Research

Quantum Gravity

Combining quantum mechanics and gravity into one unified theory remains the holy grail of modern physics. Since popular concepts such as string theory and loop quantum gravity do not provide predictions falsifiable with current technology, we approach this problem phenomenologically by pushing gravity measurements to smaller and smaller scales. In our current experiment, our goal is to break the current record (Westphal et al., 2021 ) of gravity measured between the smallest masses by two orders of magnitude using a novel optomechanical measurement technique: We track the movement of gravitationally interacting gold spheres via the resonance frequency of an encapsulating microwave cavity. This will be a first measurement of gravity in a true quantum system, paving the way for future experiments of gravitational interactions in quantum mechanically entangled systems (Liu et al., 2021 ).

Render of a gold sphere sitting at the center of a square structure on a gray chip

Digital render of a gold sphere sitting in an optomechanical setup designed to measure gravity.

Complex Quantum Materials

Essential for the development of quantum devices is a thorough understanding of the materials involved. Examples for such materials are highly magnetic lanthanide ions (e.g. holmium, erbium) dispersed in noble metals (e.g. silver, gold). The latter act as a diluting medium, preventing 'simple' magnetic ordering, which makes the resulting alloy magnetically highly complex. I am working both on the experimental investigation of such materials (Herbst et al., 2021 ) and their theoretical description (Herbst et al., 2022 ), in an effort to improve the performance of cryogenic X-ray detectors.

Render of a lattice of gold and erbium atoms, with arrows indicating interactions.

Artist's rendition of erbium ions (purple) interacting in a face-centered-cubic gold lattice.

Cryogenic X-ray Detectors

High resolution X-ray detectors are essential tools for fundamental research in particle physics, nuclear physics, and astronomy. Magnetic micro-calorimeters operated in dilution refrigerators at ~20mK meet this demand with an excellent resolving power, a wide energy bandwidth, and only a small, well-understood non-linearity. In my research, I am attempting to expand the application range of this technology, by developing detectors with reduced cooling requirements (Herbst, 2023). As an example, Quasy-maXs is a detector operated at 85mK in a small, compact adiabatic demagnetization refrigerator. It is the first magnetic micro-calorimeter to be used in the field of PIXE, and is currently being installed in the HRHE-PIXE facility in Lisbon (Reis et al., 2023 ).

Render of the experimental platform used to support a cryogenic particle detector. A octagonal, gold circuit board surrounds two micro-fabricated chips.

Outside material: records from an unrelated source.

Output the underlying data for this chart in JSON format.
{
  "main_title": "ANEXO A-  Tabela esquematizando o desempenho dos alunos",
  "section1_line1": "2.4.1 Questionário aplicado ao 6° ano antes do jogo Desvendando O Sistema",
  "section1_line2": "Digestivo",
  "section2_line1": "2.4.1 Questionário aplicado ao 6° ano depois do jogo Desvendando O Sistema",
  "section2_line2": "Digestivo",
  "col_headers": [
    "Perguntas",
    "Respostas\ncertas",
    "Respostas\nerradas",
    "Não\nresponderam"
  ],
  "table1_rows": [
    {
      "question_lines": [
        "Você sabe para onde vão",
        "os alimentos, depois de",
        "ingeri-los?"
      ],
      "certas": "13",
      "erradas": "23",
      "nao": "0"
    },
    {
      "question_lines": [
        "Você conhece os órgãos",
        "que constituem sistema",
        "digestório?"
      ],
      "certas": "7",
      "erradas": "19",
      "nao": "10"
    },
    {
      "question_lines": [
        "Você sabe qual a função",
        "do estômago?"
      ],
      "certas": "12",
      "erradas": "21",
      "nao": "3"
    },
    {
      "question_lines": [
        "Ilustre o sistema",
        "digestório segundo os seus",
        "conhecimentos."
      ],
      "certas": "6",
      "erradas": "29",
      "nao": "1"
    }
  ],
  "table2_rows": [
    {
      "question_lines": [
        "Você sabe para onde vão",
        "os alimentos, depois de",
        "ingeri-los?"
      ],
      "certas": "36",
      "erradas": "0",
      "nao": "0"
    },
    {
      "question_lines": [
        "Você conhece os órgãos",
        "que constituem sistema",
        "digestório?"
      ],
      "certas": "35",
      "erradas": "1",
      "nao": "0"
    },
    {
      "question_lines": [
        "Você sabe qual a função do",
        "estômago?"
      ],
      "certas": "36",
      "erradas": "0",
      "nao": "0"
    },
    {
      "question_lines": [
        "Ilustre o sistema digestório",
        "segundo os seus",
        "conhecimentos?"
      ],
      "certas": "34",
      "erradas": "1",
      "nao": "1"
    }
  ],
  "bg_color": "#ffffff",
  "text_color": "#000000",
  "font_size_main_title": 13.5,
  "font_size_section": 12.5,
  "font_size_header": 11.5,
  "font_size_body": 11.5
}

Digital render of Quasy-maXs (central chip) on its experimental platform designed for PIXE.

Noise in Superconducting Devices

Noise is usually the limiting factor in the performance of superconducting devices such as qubits, SQUIDs, or particle detectors. It is often challenging to disentangle the overall noise into its different noise components, which is necessary in order to quantify and eventually reduce or remove the various noise sources. I am working on a novel device called the noise-o-meter (Herbst et al., 2023 ), which has the ability to read out noise via three different measurement modes, all sensitive to different combinations of noise sources. Via comparison, it is thus possible to identify the origin of the noise.

Two renders of an experiment used to measure noise. Silver and niobium cylinders support a red circuit board and microstructured chips.

Digital render of the noise-o-meter, used to disentangle noise sources.